PETA seized the opportunity for their own press release and claim of victory after they realized what had happened. How did they find out? Simply by reading the records that the university regularly sends to PETA and other animal rights groups in response to their regular open records requests. PETA was no doubt pleased by their discovery. Not only could they claim victory for the retirement of the 70 year old scientist, they could also continue to claim PETA themselves were responsible for the research animals’ retirement.

The victory claim is PETA’s central rationale for continued used of the images and claims that were at the center of their campaign. There is little doubt that they will not be retired; rather they are likely to be used for a long time to convey the impression of a success.
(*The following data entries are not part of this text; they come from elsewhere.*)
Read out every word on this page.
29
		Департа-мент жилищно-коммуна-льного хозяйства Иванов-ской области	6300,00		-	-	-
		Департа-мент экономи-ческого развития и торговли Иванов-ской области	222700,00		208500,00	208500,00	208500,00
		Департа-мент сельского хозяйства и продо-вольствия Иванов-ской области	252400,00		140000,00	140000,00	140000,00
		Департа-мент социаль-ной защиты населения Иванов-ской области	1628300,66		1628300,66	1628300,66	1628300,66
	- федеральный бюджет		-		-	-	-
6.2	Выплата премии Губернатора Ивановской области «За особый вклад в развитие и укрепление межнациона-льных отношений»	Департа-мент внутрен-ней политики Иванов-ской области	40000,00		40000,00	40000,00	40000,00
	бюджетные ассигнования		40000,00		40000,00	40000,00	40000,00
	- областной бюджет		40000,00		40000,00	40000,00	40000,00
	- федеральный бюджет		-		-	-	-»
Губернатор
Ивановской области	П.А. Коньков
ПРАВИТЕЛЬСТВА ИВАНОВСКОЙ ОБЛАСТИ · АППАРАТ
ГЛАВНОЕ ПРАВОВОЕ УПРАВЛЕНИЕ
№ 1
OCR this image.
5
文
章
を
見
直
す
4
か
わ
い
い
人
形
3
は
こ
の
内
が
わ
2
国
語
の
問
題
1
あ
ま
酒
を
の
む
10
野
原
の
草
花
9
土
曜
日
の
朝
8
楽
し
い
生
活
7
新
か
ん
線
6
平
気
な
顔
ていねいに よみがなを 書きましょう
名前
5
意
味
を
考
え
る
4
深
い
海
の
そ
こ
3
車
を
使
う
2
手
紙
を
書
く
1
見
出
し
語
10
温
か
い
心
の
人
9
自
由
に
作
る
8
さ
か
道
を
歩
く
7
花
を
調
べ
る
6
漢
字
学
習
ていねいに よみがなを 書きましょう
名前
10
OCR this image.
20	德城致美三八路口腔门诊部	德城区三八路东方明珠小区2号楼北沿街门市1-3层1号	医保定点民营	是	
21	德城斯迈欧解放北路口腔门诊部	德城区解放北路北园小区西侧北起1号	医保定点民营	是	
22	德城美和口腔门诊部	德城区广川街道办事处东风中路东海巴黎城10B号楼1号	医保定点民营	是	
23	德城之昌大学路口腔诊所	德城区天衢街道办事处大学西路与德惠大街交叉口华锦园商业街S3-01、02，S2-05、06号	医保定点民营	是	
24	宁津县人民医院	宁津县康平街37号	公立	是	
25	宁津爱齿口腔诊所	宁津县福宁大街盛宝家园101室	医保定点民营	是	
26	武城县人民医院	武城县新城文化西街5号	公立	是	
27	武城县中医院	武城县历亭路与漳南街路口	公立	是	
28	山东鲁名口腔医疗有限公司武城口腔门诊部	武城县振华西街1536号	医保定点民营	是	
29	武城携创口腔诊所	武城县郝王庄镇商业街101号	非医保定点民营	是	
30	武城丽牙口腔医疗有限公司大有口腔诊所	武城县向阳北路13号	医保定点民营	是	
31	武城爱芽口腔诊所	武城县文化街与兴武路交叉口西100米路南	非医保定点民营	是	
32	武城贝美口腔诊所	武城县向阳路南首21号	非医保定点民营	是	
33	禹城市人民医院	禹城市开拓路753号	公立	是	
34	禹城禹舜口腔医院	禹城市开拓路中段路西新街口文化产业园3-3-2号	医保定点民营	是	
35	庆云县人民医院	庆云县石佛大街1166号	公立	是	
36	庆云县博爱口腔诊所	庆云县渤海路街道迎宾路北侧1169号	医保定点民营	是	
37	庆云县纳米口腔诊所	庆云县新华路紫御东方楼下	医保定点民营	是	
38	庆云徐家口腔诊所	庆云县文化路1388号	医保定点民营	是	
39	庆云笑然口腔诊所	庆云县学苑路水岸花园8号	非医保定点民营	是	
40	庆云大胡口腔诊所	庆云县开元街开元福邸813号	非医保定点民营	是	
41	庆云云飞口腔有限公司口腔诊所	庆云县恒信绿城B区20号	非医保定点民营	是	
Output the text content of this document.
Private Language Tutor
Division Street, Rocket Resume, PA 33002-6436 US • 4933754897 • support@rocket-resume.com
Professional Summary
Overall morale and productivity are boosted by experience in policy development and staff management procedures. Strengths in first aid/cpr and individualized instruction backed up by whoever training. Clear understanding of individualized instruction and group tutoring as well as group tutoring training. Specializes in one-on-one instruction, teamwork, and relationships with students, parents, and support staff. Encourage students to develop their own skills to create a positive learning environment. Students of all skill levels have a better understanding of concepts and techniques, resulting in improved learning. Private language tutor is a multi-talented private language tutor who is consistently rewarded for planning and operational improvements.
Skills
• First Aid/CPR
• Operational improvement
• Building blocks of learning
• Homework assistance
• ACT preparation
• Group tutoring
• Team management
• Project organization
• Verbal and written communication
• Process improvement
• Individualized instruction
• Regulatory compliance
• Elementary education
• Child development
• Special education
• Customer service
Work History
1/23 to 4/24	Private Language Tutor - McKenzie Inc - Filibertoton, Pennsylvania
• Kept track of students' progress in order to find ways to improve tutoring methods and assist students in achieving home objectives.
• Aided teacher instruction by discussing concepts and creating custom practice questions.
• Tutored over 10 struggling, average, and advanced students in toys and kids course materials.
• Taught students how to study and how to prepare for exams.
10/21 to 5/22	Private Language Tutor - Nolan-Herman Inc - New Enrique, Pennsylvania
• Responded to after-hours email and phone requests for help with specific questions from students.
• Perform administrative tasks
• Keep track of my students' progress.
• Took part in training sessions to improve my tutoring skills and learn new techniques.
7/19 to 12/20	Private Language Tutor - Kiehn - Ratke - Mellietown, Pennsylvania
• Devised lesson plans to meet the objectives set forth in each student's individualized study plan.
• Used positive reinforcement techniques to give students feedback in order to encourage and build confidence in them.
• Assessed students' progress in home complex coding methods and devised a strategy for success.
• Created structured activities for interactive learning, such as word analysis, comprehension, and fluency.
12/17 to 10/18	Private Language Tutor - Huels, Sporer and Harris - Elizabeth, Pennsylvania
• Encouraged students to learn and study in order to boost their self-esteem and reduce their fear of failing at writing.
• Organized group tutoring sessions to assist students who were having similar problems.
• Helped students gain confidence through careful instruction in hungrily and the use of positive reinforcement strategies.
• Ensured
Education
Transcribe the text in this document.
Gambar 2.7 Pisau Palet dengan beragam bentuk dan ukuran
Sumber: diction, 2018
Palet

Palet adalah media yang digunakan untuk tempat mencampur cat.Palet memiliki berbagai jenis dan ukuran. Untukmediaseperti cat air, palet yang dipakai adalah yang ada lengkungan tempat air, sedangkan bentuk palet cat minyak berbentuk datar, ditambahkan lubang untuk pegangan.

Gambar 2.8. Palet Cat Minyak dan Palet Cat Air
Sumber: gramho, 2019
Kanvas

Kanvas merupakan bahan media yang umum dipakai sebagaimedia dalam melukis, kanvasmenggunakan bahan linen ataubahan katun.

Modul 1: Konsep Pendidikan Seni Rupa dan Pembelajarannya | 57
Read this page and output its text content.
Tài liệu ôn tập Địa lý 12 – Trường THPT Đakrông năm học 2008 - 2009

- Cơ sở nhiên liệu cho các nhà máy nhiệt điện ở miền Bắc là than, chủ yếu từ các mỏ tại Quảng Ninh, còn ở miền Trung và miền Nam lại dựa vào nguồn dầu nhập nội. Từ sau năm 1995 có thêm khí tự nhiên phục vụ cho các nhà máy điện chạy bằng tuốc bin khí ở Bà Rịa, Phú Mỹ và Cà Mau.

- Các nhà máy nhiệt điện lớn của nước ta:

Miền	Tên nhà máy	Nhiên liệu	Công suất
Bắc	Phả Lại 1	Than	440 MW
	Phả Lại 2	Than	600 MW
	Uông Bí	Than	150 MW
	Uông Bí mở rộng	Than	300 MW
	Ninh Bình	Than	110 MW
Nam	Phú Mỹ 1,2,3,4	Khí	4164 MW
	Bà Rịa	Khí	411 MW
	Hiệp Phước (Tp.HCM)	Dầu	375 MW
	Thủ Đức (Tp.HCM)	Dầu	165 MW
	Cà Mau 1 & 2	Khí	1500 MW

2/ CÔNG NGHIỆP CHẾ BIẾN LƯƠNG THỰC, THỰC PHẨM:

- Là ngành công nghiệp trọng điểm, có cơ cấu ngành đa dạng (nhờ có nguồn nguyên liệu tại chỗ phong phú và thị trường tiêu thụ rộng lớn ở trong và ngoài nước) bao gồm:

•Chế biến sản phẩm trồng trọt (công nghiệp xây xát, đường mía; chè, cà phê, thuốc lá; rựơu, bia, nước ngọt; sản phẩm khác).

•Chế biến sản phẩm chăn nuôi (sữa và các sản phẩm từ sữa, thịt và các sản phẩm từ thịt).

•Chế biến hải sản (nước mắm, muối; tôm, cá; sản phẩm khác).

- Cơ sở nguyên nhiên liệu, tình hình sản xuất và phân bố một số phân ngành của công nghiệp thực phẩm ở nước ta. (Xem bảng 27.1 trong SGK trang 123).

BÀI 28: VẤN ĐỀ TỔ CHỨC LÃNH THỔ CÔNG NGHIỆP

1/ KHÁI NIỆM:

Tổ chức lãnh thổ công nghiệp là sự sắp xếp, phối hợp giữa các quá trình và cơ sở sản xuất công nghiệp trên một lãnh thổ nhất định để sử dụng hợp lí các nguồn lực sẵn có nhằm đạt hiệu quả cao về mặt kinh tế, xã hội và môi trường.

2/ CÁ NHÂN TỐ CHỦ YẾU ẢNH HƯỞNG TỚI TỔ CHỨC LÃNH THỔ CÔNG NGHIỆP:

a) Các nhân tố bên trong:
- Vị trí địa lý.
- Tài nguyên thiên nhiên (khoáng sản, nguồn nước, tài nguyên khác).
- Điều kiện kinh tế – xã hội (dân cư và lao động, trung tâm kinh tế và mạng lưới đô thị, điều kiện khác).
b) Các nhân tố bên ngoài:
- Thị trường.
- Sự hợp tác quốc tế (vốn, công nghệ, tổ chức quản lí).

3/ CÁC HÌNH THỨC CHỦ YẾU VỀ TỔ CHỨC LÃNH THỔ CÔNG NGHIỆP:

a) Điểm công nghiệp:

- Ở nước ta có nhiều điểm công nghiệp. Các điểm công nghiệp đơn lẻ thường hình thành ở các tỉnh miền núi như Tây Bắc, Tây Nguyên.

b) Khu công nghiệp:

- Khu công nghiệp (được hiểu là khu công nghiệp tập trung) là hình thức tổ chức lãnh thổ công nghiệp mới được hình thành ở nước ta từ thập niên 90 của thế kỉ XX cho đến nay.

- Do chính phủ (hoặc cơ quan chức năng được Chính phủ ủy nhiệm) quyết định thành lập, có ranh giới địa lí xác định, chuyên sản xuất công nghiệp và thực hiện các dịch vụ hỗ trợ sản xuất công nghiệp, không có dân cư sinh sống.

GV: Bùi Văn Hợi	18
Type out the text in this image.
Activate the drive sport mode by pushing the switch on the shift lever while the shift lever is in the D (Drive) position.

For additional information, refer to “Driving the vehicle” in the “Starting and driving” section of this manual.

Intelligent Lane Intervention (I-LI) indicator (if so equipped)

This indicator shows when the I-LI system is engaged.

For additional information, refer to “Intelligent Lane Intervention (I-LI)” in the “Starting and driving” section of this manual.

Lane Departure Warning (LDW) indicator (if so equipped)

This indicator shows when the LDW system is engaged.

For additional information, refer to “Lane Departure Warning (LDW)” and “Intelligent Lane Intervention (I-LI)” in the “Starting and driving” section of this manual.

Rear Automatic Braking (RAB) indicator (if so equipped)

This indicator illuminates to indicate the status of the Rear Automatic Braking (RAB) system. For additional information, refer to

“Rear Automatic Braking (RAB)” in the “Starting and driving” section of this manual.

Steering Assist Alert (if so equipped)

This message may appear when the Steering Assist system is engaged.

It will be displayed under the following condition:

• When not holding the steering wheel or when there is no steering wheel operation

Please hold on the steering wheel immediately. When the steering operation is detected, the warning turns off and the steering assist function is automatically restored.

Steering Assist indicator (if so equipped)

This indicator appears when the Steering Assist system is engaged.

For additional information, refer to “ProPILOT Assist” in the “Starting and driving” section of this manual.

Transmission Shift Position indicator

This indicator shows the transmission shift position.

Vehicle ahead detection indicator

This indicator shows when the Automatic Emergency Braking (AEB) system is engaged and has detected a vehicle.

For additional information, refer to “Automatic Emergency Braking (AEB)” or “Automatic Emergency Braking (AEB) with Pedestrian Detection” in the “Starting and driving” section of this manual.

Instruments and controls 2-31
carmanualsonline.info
The question is whether those who hear the victory claim might wonder whether there is anything surprising about the retirement of a 70 year old scientist. Others might be curious enough to learn more about the remarkable accomplishments of that scientist over his 40 year career (see here for more information). In light of current campaigns against other scientists, the question will also become whether PETA has highlighted a new path that paves the way for higher likelihood of being able to claim an unearned victory.